On leaving Messrs. Walker and Burges, he was appointed to the engineering staff of the London and Birmingham Railway, and became Resident Engineer of the Leamington branch line in 1844. Subsequently, for Mr. McClean, he was entrusted with the surveys for the South Staffordshire line, and later, the levels for the Henley water project were taken by him, also for Mr. McClean.

He afterwards became concerned in mining-work, to which he was mainly devoted during the remainder of his career, although he occasionally made excursions into the domain of his early surveying experience, as, for instance, when he laid down the line and levels for the keel of the “Great Eastern" steamship, in which piece of delicate work he acquitted himself to Mr. Brunel’s satisfaction.

In conjunction with Mr. T. Sopwith he wrote a report on the Belgian coalfields, and of late years became identified with mining- and quarrying-operations in Wales. An instance of his disinterestedness may be mentioned as an indication of the man’s character. A kinsman of one of his friends was bitten by the taking appearance of a coalfield in Wales, and by the would-be vendor’s picture of its advantages. Smith at once showed him that it was on the edge of the seam, and of very doubtful value. This opinion, entirely confirmed by the highest authority of the day at the Royal School of Mines, was given without fee or reward, and the same careful attention bestowed on the matter as if encouraged by a heavy retainer.

His interest in the Institution was displayed periodically by his undertaking, for more than twenty years, the office of one of the scrutineers of the ballot for the election of the President and Council, a piece of tedious drudgery which can only be confided to members of the Corporation taking part in the Annual Meeting. In order to lighten this labour, which is carried on at high pressure for an hour and a half, and the results of which are impatiently expected in the meeting-room, Mr. Smith borrowed, from the coal-scores in collieries, a system of grouping the votes against each candidate’s name, in such a way that instead of finding, when counting-time came, a confused mass of units, each to be counted separately, there was presented a small and easily separated number of IIII IIII. In this way that which might otherwise be likened to a line of letters became a line of words, and the labour of counting up the votes was greatly lessened. His somewhat sudden collapse in health was a surprise to many of his friends, for although attaining the allotted human span of three score years and ten, his well-proportioned frame and the thorough working order of the living machine, resultant on a well-ordered and temperate life, enlightened by a clear conscience, would lead many to suppose he was a decade younger than in reality he was, and that many working years were yet in store for him. An intimate acquaintance of fully half a century leads the compiler of this notice to surmise that the terms used above, apparently eulogistic, are in reality in nowise exaggerated.

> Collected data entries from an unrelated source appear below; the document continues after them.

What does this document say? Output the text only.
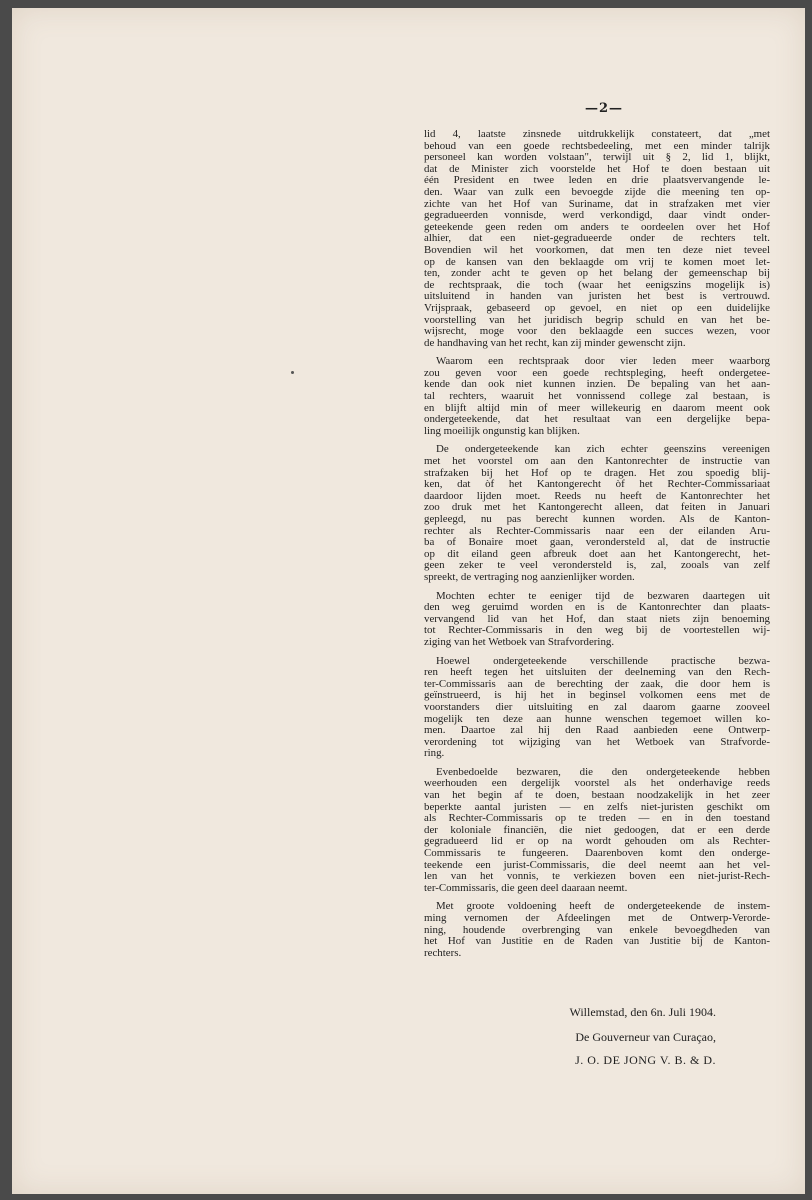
—2—
lid 4, laatste zinsnede uitdrukkelijk constateert, dat „met
behoud van een goede rechtsbedeeling, met een minder talrijk
personeel kan worden volstaan", terwijl uit § 2, lid 1, blijkt,
dat de Minister zich voorstelde het Hof te doen bestaan uit
één President en twee leden en drie plaatsvervangende le-
den. Waar van zulk een bevoegde zijde die meening ten op-
zichte van het Hof van Suriname, dat in strafzaken met vier
gegradueerden vonnisde, werd verkondigd, daar vindt onder-
geteekende geen reden om anders te oordeelen over het Hof
alhier, dat een niet-gegradueerde onder de rechters telt.
Bovendien wil het voorkomen, dat men ten deze niet teveel
op de kansen van den beklaagde om vrij te komen moet let-
ten, zonder acht te geven op het belang der gemeenschap bij
de rechtspraak, die toch (waar het eenigszins mogelijk is)
uitsluitend in handen van juristen het best is vertrouwd.
Vrijspraak, gebaseerd op gevoel, en niet op een duidelijke
voorstelling van het juridisch begrip schuld en van het be-
wijsrecht, moge voor den beklaagde een succes wezen, voor
de handhaving van het recht, kan zij minder gewenscht zijn.
Waarom een rechtspraak door vier leden meer waarborg
zou geven voor een goede rechtspleging, heeft ondergetee-
kende dan ook niet kunnen inzien. De bepaling van het aan-
tal rechters, waaruit het vonnissend college zal bestaan, is
en blijft altijd min of meer willekeurig en daarom meent ook
ondergeteekende, dat het resultaat van een dergelijke bepa-
ling moeilijk ongunstig kan blijken.
De ondergeteekende kan zich echter geenszins vereenigen
met het voorstel om aan den Kantonrechter de instructie van
strafzaken bij het Hof op te dragen. Het zou spoedig blij-
ken, dat òf het Kantongerecht òf het Rechter-Commissariaat
daardoor lijden moet. Reeds nu heeft de Kantonrechter het
zoo druk met het Kantongerecht alleen, dat feiten in Januari
gepleegd, nu pas berecht kunnen worden. Als de Kanton-
rechter als Rechter-Commissaris naar een der eilanden Aru-
ba of Bonaire moet gaan, verondersteld al, dat de instructie
op dit eiland geen afbreuk doet aan het Kantongerecht, het-
geen zeker te veel verondersteld is, zal, zooals van zelf
spreekt, de vertraging nog aanzienlijker worden.
Mochten echter te eeniger tijd de bezwaren daartegen uit
den weg geruimd worden en is de Kantonrechter dan plaats-
vervangend lid van het Hof, dan staat niets zijn benoeming
tot Rechter-Commissaris in den weg bij de voortestellen wij-
ziging van het Wetboek van Strafvordering.
Hoewel ondergeteekende verschillende practische bezwa-
ren heeft tegen het uitsluiten der deelneming van den Rech-
ter-Commissaris aan de berechting der zaak, die door hem is
geïnstrueerd, is hij het in beginsel volkomen eens met de
voorstanders dier uitsluiting en zal daarom gaarne zooveel
mogelijk ten deze aan hunne wenschen tegemoet willen ko-
men. Daartoe zal hij den Raad aanbieden eene Ontwerp-
verordening tot wijziging van het Wetboek van Strafvorde-
ring.
Evenbedoelde bezwaren, die den ondergeteekende hebben
weerhouden een dergelijk voorstel als het onderhavige reeds
van het begin af te doen, bestaan noodzakelijk in het zeer
beperkte aantal juristen — en zelfs niet-juristen geschikt om
als Rechter-Commissaris op te treden — en in den toestand
der koloniale financiën, die niet gedoogen, dat er een derde
gegradueerd lid er op na wordt gehouden om als Rechter-
Commissaris te fungeeren. Daarenboven komt den onderge-
teekende een jurist-Commissaris, die deel neemt aan het vel-
len van het vonnis, te verkiezen boven een niet-jurist-Rech-
ter-Commissaris, die geen deel daaraan neemt.
Met groote voldoening heeft de ondergeteekende de instem-
ming vernomen der Afdeelingen met de Ontwerp-Verorde-
ning, houdende overbrenging van enkele bevoegdheden van
het Hof van Justitie en de Raden van Justitie bij de Kanton-
rechters.
Willemstad, den 6n. Juli 1904.
De Gouverneur van Curaçao,
J. O. DE JONG V. B. & D.
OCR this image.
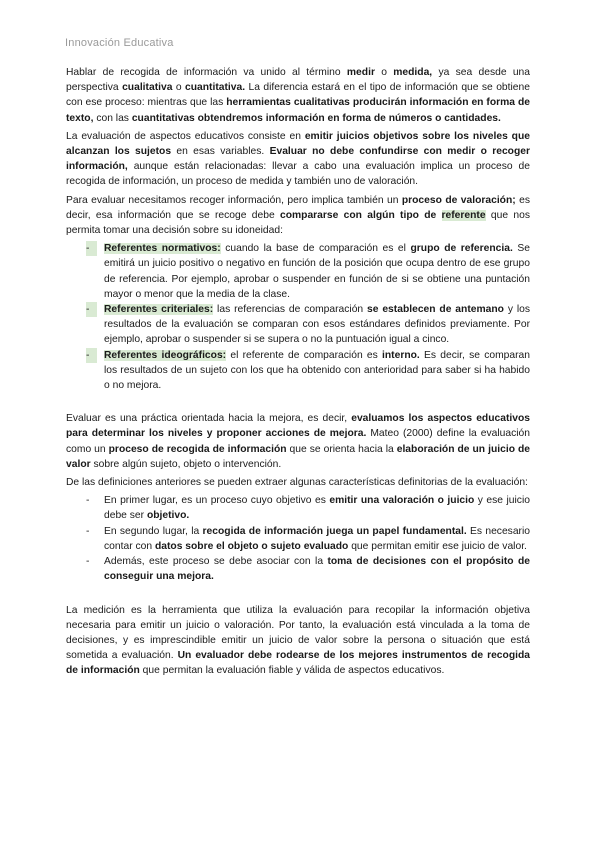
Innovación Educativa

Hablar de recogida de información va unido al término medir o medida, ya sea desde una perspectiva cualitativa o cuantitativa. La diferencia estará en el tipo de información que se obtiene con ese proceso: mientras que las herramientas cualitativas producirán información en forma de texto, con las cuantitativas obtendremos información en forma de números o cantidades.

La evaluación de aspectos educativos consiste en emitir juicios objetivos sobre los niveles que alcanzan los sujetos en esas variables. Evaluar no debe confundirse con medir o recoger información, aunque están relacionadas: llevar a cabo una evaluación implica un proceso de recogida de información, un proceso de medida y también uno de valoración.

Para evaluar necesitamos recoger información, pero implica también un proceso de valoración; es decir, esa información que se recoge debe compararse con algún tipo de referente que nos permita tomar una decisión sobre su idoneidad:

-	Referentes normativos: cuando la base de comparación es el grupo de referencia. Se emitirá un juicio positivo o negativo en función de la posición que ocupa dentro de ese grupo de referencia. Por ejemplo, aprobar o suspender en función de si se obtiene una puntación mayor o menor que la media de la clase.
-	Referentes criteriales: las referencias de comparación se establecen de antemano y los resultados de la evaluación se comparan con esos estándares definidos previamente. Por ejemplo, aprobar o suspender si se supera o no la puntuación igual a cinco.
-	Referentes ideográficos: el referente de comparación es interno. Es decir, se comparan los resultados de un sujeto con los que ha obtenido con anterioridad para saber si ha habido o no mejora.

Evaluar es una práctica orientada hacia la mejora, es decir, evaluamos los aspectos educativos para determinar los niveles y proponer acciones de mejora. Mateo (2000) define la evaluación como un proceso de recogida de información que se orienta hacia la elaboración de un juicio de valor sobre algún sujeto, objeto o intervención.

De las definiciones anteriores se pueden extraer algunas características definitorias de la evaluación:

- En primer lugar, es un proceso cuyo objetivo es emitir una valoración o juicio y ese juicio debe ser objetivo.
- En segundo lugar, la recogida de información juega un papel fundamental. Es necesario contar con datos sobre el objeto o sujeto evaluado que permitan emitir ese juicio de valor.
- Además, este proceso se debe asociar con la toma de decisiones con el propósito de conseguir una mejora.

La medición es la herramienta que utiliza la evaluación para recopilar la información objetiva necesaria para emitir un juicio o valoración. Por tanto, la evaluación está vinculada a la toma de decisiones, y es imprescindible emitir un juicio de valor sobre la persona o situación que está sometida a evaluación. Un evaluador debe rodearse de los mejores instrumentos de recogida de información que permitan la evaluación fiable y válida de aspectos educativos.
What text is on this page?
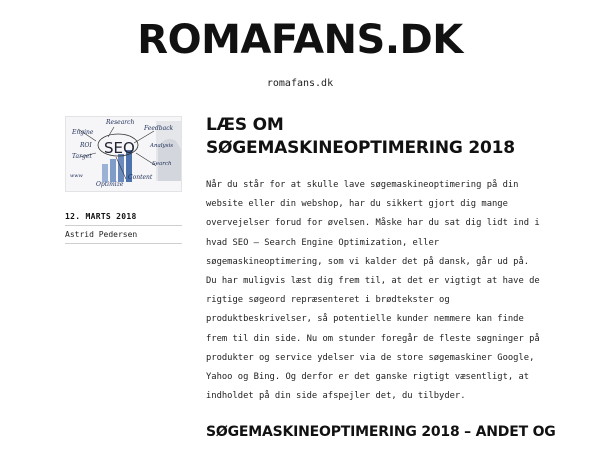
ROMAFANS.DK
romafans.dk
Engine
Research
Feedback
ROI SEO	Analysis
Target
Search
www	Content
Optimize
12. MARTS 2018
Astrid Pedersen
LÆS OM SØGEMASKINEOPTIMERING 2018

Når du står for at skulle lave søgemaskineoptimering på din website eller din webshop, har du sikkert gjort dig mange overvejelser forud for øvelsen. Måske har du sat dig lidt ind i hvad SEO – Search Engine Optimization, eller søgemaskineoptimering, som vi kalder det på dansk, går ud på. Du har muligvis læst dig frem til, at det er vigtigt at have de rigtige søgeord repræsenteret i brødtekster og produktbeskrivelser, så potentielle kunder nemmere kan finde frem til din side. Nu om stunder foregår de fleste søgninger på produkter og service ydelser via de store søgemaskiner Google, Yahoo og Bing. Og derfor er det ganske rigtigt væsentligt, at indholdet på din side afspejler det, du tilbyder.

SØGEMASKINEOPTIMERING 2018 – ANDET OG
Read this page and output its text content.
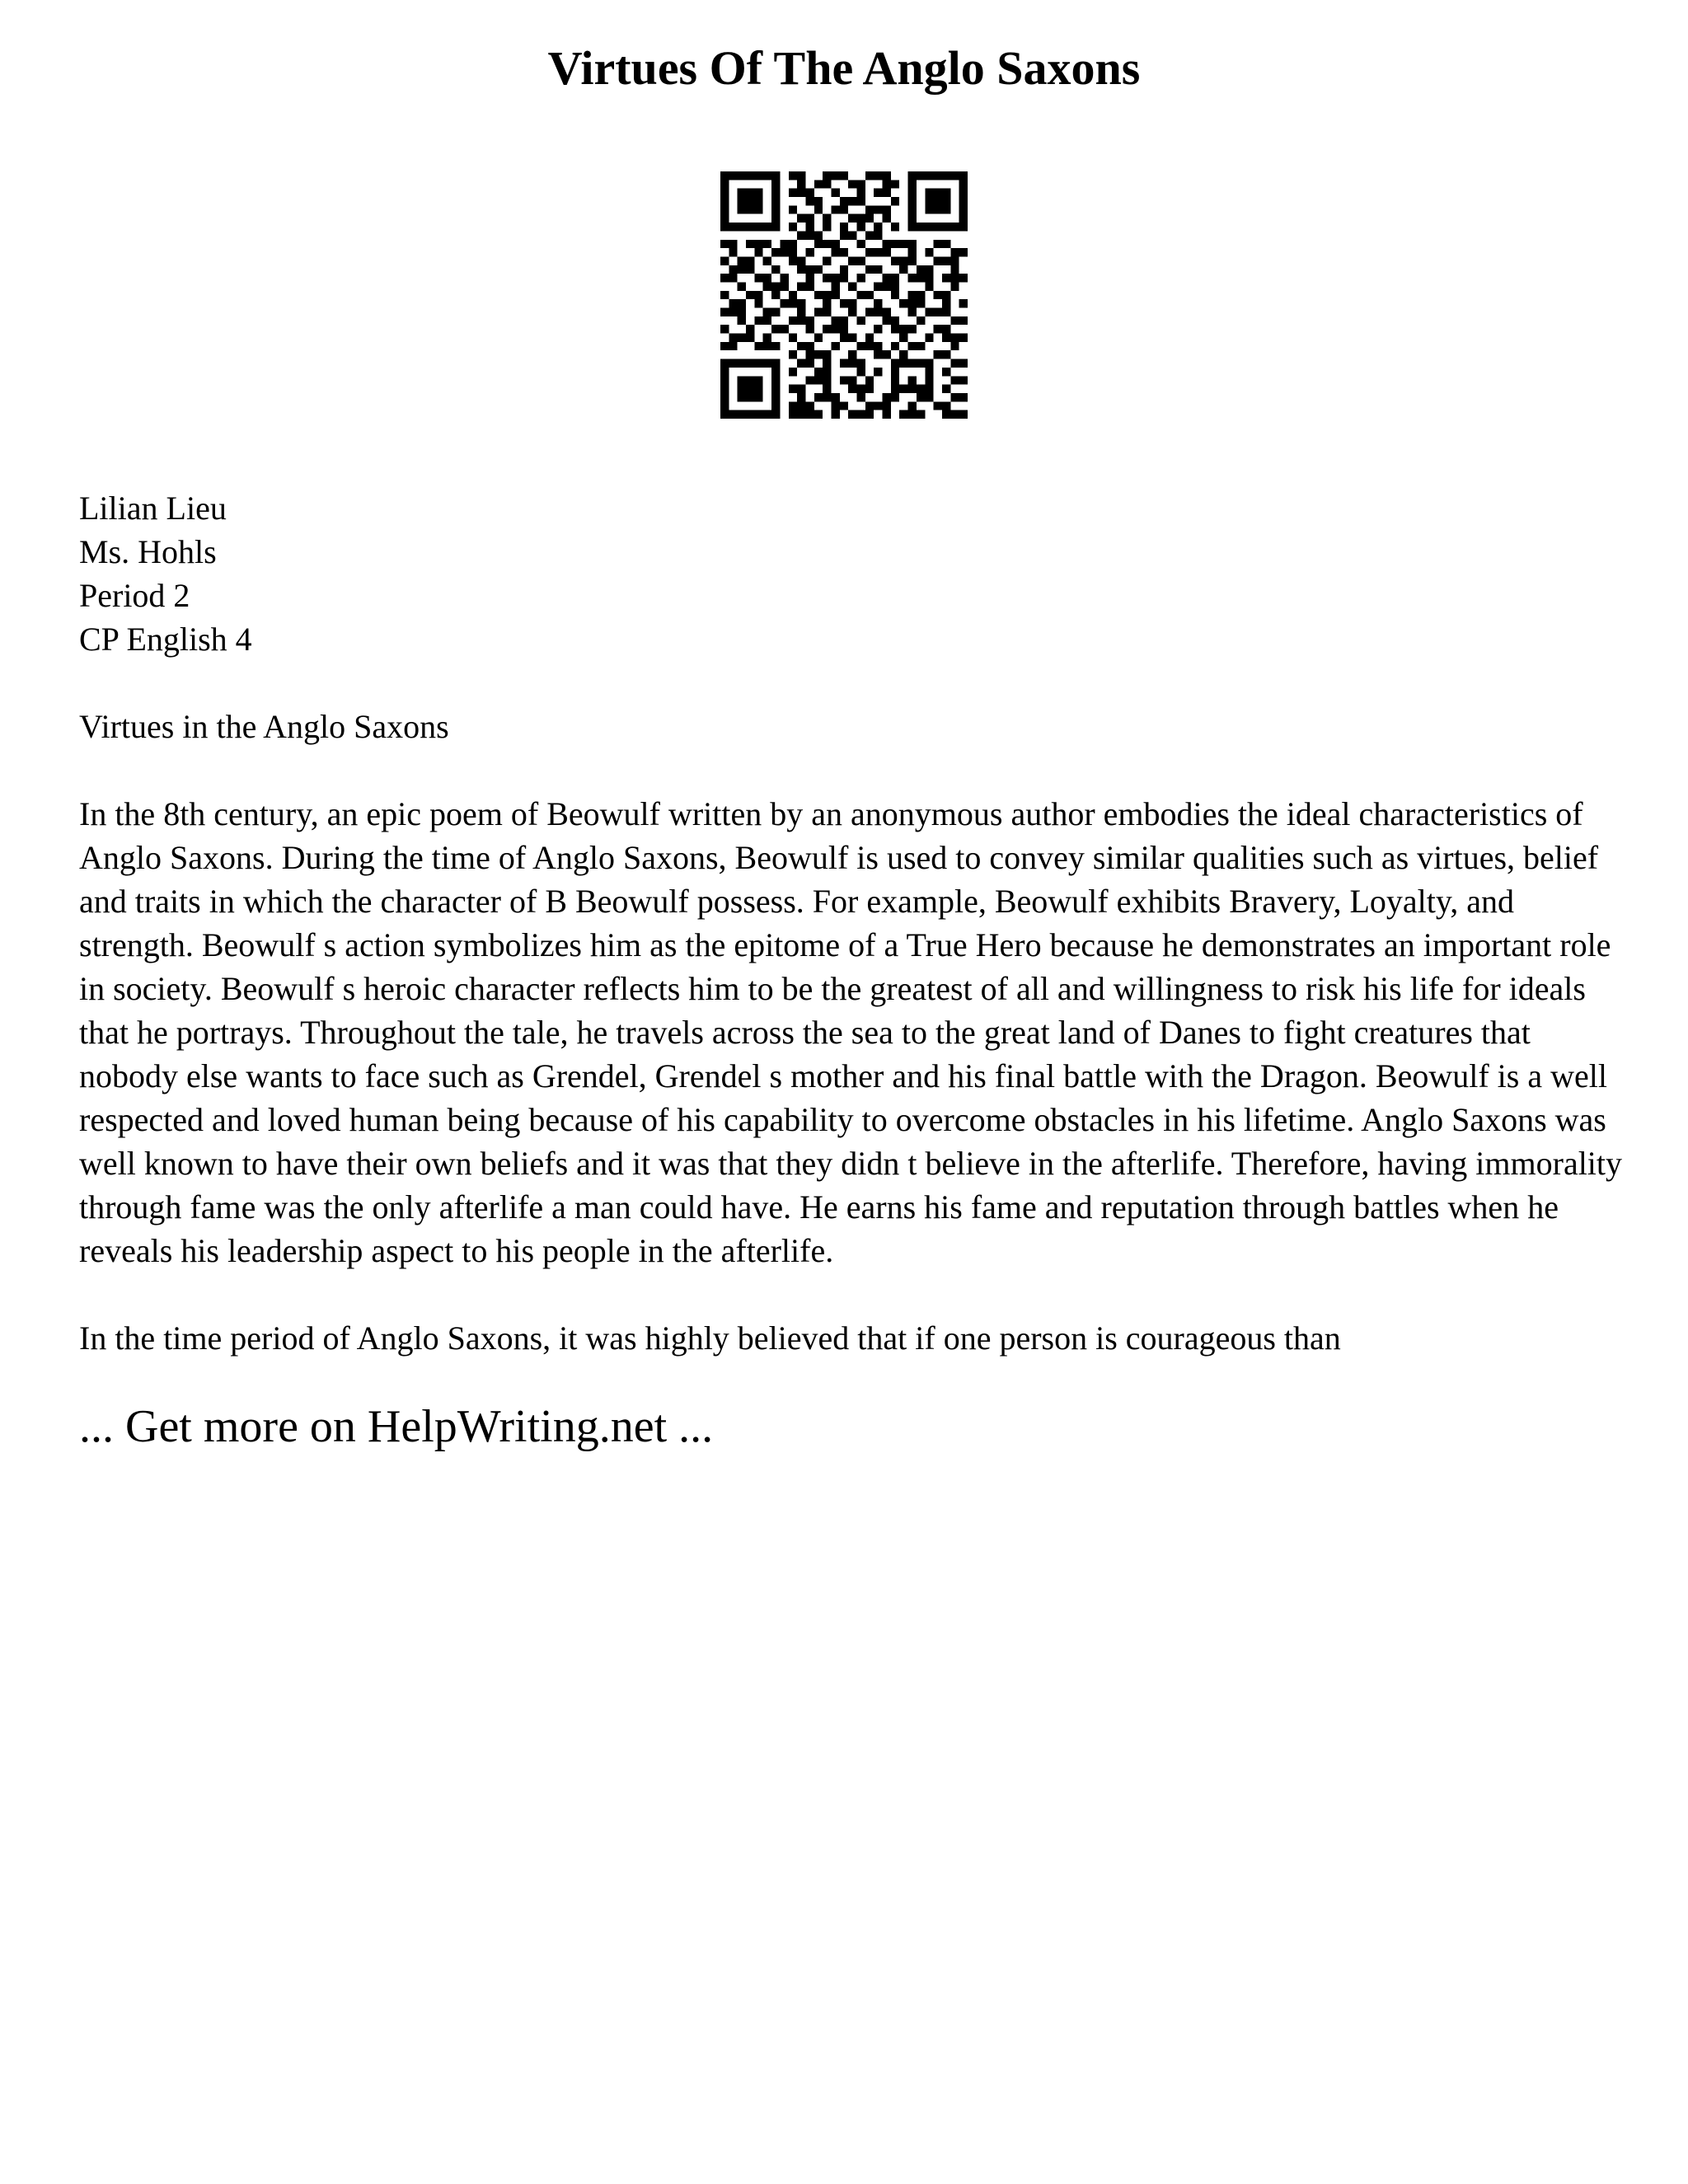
Virtues Of The Anglo Saxons
Lilian Lieu
Ms. Hohls
Period 2
CP English 4

Virtues in the Anglo Saxons

In the 8th century, an epic poem of Beowulf written by an anonymous author embodies the ideal characteristics of Anglo Saxons. During the time of Anglo Saxons, Beowulf is used to convey similar qualities such as virtues, belief and traits in which the character of B Beowulf possess. For example, Beowulf exhibits Bravery, Loyalty, and strength. Beowulf s action symbolizes him as the epitome of a True Hero because he demonstrates an important role in society. Beowulf s heroic character reflects him to be the greatest of all and willingness to risk his life for ideals that he portrays. Throughout the tale, he travels across the sea to the great land of Danes to fight creatures that nobody else wants to face such as Grendel, Grendel s mother and his final battle with the Dragon. Beowulf is a well respected and loved human being because of his capability to overcome obstacles in his lifetime. Anglo Saxons was well known to have their own beliefs and it was that they didn t believe in the afterlife. Therefore, having immorality through fame was the only afterlife a man could have. He earns his fame and reputation through battles when he reveals his leadership aspect to his people in the afterlife.

In the time period of Anglo Saxons, it was highly believed that if one person is courageous than

... Get more on HelpWriting.net ...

Macdougall Smith‘s life illustrated the truth- “Better is he that ruleth his spirit (and he had one) Than he that taketh a city.”

He was elected a Graduate on the 24th of March, 1840, having previously received a Telford Medal for his Paper on the Pont-ytu-Prydd. Six years afterwards, on the 17th of February, 1846, he was transferred to the class of Member. He died, to the great grief of his family and friends, and to the unaffected regret of a very large circle of acquaintance, on the 21st of January, 1886. Four days later his remains were interred in Brompton Cemetery, in the presence of a representative concourse of the friends and associates among whom, in the very headquarters of engineering, he had passed the greater part of his life.